The Schönberg score (with English lyrics by Herbert Kretzmer) is through-sung, opera-style, which puts substantial demands on the cast.  But you would never know it from the performance by Lockyer, who can belt the introspective Who Am I?, then soar in his upper register on the prayer aria Bring Him Home. Very much his equal vocally is Varela, who handles his two solos (Stars, Soliloquy) with authority.
Timothy Gulan and Shawna M. Hamic are fine as the larcenous Thernardiers, but their abrasive music-hall comic relief has always been the weakest link of the script.  More successful is Chasten Harmon as their lovelorn daughter Eponine, who handles the plaintive On My Own with pop-star panache.
Jan Sjostrom reviewed for the Palm Beach Daily News:
For sheer sweep, musicality and passion it’s hard to top Les Misérables.
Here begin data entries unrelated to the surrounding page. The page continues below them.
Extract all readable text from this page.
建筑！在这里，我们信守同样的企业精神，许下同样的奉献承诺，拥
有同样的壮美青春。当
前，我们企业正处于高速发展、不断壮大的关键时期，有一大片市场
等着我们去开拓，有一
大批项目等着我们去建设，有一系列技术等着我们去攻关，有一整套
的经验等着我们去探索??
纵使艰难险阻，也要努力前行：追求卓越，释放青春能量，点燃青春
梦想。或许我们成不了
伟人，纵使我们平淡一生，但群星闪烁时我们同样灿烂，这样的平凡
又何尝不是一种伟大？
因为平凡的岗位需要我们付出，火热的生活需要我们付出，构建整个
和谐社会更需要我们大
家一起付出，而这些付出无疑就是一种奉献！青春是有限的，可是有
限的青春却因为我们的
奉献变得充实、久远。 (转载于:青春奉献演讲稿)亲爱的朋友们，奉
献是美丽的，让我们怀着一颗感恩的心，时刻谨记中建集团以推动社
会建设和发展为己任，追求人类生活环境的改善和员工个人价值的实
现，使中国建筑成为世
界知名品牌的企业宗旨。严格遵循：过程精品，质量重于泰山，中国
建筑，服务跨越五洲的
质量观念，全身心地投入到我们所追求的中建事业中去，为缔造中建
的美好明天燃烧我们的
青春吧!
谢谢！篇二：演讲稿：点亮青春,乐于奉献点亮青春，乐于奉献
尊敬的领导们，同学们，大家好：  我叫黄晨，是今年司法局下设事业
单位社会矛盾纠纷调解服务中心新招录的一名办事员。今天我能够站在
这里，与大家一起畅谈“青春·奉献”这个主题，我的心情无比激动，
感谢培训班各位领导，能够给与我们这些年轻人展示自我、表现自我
Producer Cameron Mackintosh’s 25th anniversary makeover gives the show a fresh look without eroding the qualities that have made it beloved.
Matt Kinley’s set design does away with the famous turntable. In its place are projected backdrops inspired by Hugo’s dark, impressionistic paintings. Judiciously used animation turns Jean Valjean’s flight through the sewers and Javert’s suicide into engulfing drama.
Peter Lockyer’s Valjean is a heroic figure with the voice of a seraphim. His rendition of the ethereal Bring Him Home seems to stop time. As Javert, Andrew Varela makes a shattering journey from certainty, expressed in his towering solo Stars, to tortured self-doubt.

Chasten Harmon brings dignity to the spurned Eponine and sings On My Own with heart-breaking pathos. Timothy Gulan and Shawna Hamic as Thenardier and his wife concoct their mercenary schemes with savage wit.

The ensembles developing individual characters are beautifully balanced, while the choruses evoking the broader social context tale stir the blood. In short, the retooled Les Misérables looks and sounds as good as new.
Les Misérables plays at the Kravis Center through Sunday, May 26, 2012.

1 comment:

  1. Amazing! I saw it last night at the Kravis Center and I thought it was downright awful. Screaming. Everything on the same sound level. Sounded recorded. Left at the intermission.